Implementing robust data replication in the cloud, therefore, requires using separate commercial or custom-developed software.

For Linux, which lacks a feature like WSFC, the need for additional HA provisions and/or custom development is even greater. Using open source software requires integrating multiple capabilities that, at a minimum, must include data replication, server clustering, a heartbeat monitor and resource management.

But because getting the full HA stack to work well for every application is extraordinarily difficult, only very large organizations have the wherewithal needed to even consider taking on the task.

All CSPs offer at least some HA capabilities, presenting a third option. But these all have some limitations that are often unacceptable for the most critical applications.

Examples include: failovers normally being triggered only by zone outages and not many other common problems; master instances only being able to create a single failover replica; and the use of event logs to replicate data, which create a "replication lag" that results in temporary outages during a failover.

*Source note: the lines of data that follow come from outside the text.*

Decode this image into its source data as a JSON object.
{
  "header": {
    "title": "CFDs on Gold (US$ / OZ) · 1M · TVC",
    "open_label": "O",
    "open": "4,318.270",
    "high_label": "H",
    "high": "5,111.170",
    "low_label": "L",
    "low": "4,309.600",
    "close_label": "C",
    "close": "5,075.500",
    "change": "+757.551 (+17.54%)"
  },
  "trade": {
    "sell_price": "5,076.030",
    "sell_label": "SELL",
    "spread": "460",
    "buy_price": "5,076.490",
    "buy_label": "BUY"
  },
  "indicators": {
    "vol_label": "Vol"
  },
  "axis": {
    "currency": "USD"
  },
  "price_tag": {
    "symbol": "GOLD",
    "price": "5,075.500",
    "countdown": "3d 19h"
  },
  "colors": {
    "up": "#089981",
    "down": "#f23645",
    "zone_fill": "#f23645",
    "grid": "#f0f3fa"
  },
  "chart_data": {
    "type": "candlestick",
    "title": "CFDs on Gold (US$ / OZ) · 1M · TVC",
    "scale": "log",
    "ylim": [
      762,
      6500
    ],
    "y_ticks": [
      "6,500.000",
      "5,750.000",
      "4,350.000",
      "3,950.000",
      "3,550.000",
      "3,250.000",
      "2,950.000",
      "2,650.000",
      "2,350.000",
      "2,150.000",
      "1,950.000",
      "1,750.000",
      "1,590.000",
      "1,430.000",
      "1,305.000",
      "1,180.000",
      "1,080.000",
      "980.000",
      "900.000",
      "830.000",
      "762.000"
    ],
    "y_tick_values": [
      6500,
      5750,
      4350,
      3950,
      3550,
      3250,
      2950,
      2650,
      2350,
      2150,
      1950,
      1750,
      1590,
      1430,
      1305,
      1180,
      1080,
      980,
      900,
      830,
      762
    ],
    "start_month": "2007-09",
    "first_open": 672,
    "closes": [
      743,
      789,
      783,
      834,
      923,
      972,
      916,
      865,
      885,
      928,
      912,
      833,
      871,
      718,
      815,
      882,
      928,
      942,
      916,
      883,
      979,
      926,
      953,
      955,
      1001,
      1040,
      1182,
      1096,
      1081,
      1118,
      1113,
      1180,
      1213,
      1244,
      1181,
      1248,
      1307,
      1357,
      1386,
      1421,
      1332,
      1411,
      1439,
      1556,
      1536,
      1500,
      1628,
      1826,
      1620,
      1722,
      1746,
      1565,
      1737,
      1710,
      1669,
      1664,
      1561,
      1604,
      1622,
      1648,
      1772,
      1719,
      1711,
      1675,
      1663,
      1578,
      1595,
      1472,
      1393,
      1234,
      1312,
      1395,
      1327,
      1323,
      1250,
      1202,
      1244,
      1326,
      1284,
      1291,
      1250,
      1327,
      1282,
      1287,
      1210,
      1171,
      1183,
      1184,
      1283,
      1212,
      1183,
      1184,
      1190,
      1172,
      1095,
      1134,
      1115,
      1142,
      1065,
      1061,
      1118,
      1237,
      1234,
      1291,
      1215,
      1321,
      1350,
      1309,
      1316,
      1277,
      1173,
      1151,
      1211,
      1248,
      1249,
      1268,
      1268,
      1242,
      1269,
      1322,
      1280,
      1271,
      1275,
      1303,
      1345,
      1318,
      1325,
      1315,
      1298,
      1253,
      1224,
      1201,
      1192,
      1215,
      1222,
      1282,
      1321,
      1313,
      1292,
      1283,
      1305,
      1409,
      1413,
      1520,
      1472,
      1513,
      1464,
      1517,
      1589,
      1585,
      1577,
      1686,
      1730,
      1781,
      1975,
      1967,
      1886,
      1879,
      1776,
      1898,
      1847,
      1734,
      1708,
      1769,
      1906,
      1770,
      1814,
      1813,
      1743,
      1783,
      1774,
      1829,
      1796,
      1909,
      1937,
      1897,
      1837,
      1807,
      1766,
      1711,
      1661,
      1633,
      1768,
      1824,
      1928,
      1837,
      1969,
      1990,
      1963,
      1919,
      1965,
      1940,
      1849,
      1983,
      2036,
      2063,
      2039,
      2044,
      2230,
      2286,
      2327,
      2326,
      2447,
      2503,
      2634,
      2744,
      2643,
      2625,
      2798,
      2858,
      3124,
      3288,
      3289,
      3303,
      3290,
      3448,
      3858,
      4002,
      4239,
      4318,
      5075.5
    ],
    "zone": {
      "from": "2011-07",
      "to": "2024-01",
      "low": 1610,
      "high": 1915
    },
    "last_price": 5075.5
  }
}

Of course, the issues and limitations involved are not insurmountable — with a sufficiently large budget. The challenge, therefore, is to find a "universal" approach capable of working cost-effectively for all applications running on either Windows or Linux across public, private and hybrid clouds.

Among the most versatile and affordable of such solutions is the fourth and final option: the purpose-built failover cluster. These HA solutions are implemented entirely in software that is designed specifically to create, as implied by the name, a cluster of servers and storage with automatic failover to assure high availability at the application level.

Most of these solutions provide a combination of real-time block-level data replication, continuous application monitoring and configurable failover/failback recovery policies. Some of the more robust ones also offer various advanced capabilities such as:

Choice of block-level synchronous or asynchronous replication
Ease of configuration and operation
Support for the less expensive Standard Edition of SQL Server
WAN optimization to maximize performance while minimizing bandwidth utilization
Manual switchover of primary and secondary server assignments to facilitate planned maintenance

Although these general-purpose solutions are generally storage-agnostic, enabling them to work with storage area networks, shared-nothing SANless failover clusters are usually preferred for their ability to eliminate potential single points of failure.

Cost-effective, carrier-class protection

The diagram below shows how a three-node SANless failover cluster is able to handle two concurrent failures with minimal or no downtime. The basic operation is the same in the LAN and/or WAN for Windows or Linux in a private, public or hybrid cloud.

Server No. 1 is initially the primary or active instance that replicates data continuously to both servers No. 2 and No. 3. It experiences a problem, triggering an automatic failover to server No. 2, which now becomes the primary replicating data to server No. 3.

In this situation, the IT department would likely begin diagnosing and repairing whatever problem caused server No. 1 to fail.

Once fixed, it could be restored as the primary, or server No. 2 could continue in that capacity replicating data to servers No. 1 and No. 3. Should server No. 2 fail before server No. 1 is returned to operation, as shown, a failover would be triggered to server No. 3.

In clusters like these, failovers are normally configured to occur automatically, and both failovers and failbacks can be controlled manually (with appropriate authorization, of course). Three-node clusters also facilitate planned hardware and software maintenance for all three servers while continuously providing high-availability for the application and its data.

With a purpose-built solution, carrier-class high availability need not mean paying a carrier-like high cost.

Failover clusters that make effective and efficient use of compute, storage and network resources, and are easy to implement and operate, minimize both capital and operational expenditures, resulting in high availability being more affordable for more applications than ever before.